In a triangle, the lengths of two of the sides are 3.14 and 0.67. Find the length of the third side if it is known that it is an integer.

In the quadrilateral \(ABCD\), the angles \(A\) and \(B\) are equal, and \(\angle D > \angle C\). Prove that \(AD < BC\).

In the trapezoid \(ABCD\), the angles at the base \(AD\) satisfy the inequalities \(\angle A < \angle D < 90^{\circ}\). Prove that \(AC > BD\).

Prove that if two opposite angles of a quadrilateral are obtuse, then the diagonal connecting the vertices of these angles is shorter than the other diagonal.

Prove that the sum of the distances from an arbitrary point to three vertices of an isosceles trapezium is greater than the distance from this point to the fourth vertex.

On a line segment of length 1, \(n\) points are given. Prove that the sum of the distances from some point out of the ones on the segment to these points is no less than \(n / 2\).

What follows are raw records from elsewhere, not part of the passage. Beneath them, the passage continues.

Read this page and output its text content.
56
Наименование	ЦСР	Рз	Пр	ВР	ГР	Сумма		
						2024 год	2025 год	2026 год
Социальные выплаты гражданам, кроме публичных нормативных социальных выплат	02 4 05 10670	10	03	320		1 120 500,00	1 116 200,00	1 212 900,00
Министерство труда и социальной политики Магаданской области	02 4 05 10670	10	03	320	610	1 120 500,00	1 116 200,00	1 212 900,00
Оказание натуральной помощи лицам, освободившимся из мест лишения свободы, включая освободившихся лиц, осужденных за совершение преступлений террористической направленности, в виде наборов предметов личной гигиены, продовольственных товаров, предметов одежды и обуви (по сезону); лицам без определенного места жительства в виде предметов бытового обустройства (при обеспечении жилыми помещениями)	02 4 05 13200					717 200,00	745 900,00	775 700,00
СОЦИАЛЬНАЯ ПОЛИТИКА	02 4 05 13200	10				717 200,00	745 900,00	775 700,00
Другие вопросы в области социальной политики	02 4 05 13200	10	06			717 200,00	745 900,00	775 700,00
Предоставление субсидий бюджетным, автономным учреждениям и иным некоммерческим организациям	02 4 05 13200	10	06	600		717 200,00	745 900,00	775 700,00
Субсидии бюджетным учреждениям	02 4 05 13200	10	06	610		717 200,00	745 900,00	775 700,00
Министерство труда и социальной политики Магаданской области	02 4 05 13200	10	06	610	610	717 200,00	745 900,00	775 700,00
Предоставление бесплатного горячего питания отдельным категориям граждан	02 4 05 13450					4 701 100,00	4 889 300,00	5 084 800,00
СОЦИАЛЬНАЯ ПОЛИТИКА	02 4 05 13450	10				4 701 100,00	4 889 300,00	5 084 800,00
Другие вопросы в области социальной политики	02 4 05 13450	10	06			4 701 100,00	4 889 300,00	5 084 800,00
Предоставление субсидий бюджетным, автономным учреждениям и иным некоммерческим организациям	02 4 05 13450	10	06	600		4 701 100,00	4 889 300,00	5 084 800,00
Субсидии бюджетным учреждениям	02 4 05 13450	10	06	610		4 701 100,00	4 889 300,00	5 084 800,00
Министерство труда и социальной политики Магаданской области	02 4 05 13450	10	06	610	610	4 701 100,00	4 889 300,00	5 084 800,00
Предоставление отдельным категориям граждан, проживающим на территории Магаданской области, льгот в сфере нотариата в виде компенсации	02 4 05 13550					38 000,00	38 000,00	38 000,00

Prove that in any triangle the sum of the lengths of the heights is less than the perimeter.

\(ABC\) is a right angled triangle with a right angle at \(C\). Prove that \(c^n > a^n + b^n\) for \(n > 2\).

Two intersecting circles of radius \(R\) are given, and the distance between their centers is greater than \(R\). Prove that \(\angle ECD = 3\angle CAD\).

Prove that, when a circle is translated it becomes a circle.